Jesus does not seek His own. He is not easily provoked.
Jesus does not take into account a wrong suffered.
He does not rejoice in unrighteousness, but rejoices with the truth.
Jesus bears all things, believes all things, hopes all things, endures all things.
Jesus never fails.
Jesus is love; we don’t do love. Selfishness, we do selfishness. Love we do not do.

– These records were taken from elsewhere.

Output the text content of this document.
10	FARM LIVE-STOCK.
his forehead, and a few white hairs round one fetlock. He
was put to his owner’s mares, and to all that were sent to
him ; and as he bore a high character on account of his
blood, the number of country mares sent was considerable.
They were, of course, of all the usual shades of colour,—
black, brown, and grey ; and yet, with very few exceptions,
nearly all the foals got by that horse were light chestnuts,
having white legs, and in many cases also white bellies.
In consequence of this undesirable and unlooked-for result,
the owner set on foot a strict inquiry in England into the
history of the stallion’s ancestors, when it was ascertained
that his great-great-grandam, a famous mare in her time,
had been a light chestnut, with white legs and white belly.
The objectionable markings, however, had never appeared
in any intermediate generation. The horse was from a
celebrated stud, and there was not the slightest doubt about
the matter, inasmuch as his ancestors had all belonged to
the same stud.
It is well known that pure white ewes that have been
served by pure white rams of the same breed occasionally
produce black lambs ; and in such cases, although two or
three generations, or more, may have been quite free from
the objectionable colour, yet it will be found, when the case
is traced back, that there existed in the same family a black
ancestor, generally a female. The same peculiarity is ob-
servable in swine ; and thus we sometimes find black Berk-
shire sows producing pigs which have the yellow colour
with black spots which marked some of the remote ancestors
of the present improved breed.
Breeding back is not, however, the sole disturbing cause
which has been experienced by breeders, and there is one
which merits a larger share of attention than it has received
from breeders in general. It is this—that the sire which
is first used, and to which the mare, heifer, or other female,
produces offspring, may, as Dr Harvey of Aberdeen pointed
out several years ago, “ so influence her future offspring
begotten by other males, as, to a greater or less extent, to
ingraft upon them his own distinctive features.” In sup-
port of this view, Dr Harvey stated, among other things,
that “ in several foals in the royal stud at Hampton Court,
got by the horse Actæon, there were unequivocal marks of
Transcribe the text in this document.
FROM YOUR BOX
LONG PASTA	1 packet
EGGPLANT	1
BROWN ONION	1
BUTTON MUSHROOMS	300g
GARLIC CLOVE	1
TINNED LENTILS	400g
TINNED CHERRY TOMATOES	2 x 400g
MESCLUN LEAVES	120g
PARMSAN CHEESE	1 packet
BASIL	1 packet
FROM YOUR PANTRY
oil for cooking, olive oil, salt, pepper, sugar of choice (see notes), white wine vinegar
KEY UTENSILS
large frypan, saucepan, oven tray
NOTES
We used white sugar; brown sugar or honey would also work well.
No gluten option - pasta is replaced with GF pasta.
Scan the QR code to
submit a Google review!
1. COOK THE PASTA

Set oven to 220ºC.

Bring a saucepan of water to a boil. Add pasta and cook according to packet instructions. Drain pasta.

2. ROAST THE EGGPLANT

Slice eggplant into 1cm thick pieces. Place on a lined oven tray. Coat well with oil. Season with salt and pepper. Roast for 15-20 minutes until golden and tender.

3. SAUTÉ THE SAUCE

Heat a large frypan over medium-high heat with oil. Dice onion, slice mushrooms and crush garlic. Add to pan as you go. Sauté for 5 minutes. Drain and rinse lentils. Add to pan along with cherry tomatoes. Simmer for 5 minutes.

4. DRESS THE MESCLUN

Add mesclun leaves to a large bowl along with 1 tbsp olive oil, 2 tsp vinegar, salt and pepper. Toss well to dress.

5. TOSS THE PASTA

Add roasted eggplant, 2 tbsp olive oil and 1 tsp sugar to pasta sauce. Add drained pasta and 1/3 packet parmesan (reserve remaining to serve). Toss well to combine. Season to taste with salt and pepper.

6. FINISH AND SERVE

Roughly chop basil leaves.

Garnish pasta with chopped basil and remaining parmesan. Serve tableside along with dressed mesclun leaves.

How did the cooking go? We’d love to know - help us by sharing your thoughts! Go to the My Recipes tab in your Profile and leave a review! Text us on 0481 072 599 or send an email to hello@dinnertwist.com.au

The Incarnation is God’s resounding NO to the darkness and the hate of unredeemed human culture. It is God’s declaration, “I will not leave you in the darkness. I will send my light more clearly than I have ever sent it out before. You did not listen to my word, you rejected and killed all the prophets of the OT, now I will send you my Son, my only Son, whom I love. Surely you will listen to Him.” Together, He and I will love you back into the light… not by feeling a great emotion for you, but by making a great sacrifice for you. He will die in your place and for your sins.
How will you respond to this light and to this love? Our response through the ages has been telling: In Bethlehem, we said we have no room for you in our inns. In the Palace Herod said we have no room for you on the Throne. In Jerusalem, the Jews said, we have no room for you in our city. And in the courtroom, Pilate said we have no room for you on this earth. And in the public square, Secular America says, we have no room for you in our Christmas.
What about you? Do you have room for Jesus? Has the light and love of God triumphed in your heart? He came to his own, John said, and His own did not receive Him, but to those who received Him to them He gave the right to become children of God, who were born not of blood, nor of the will of the flesh, nor of the will of man, but of God. Merry Christmas!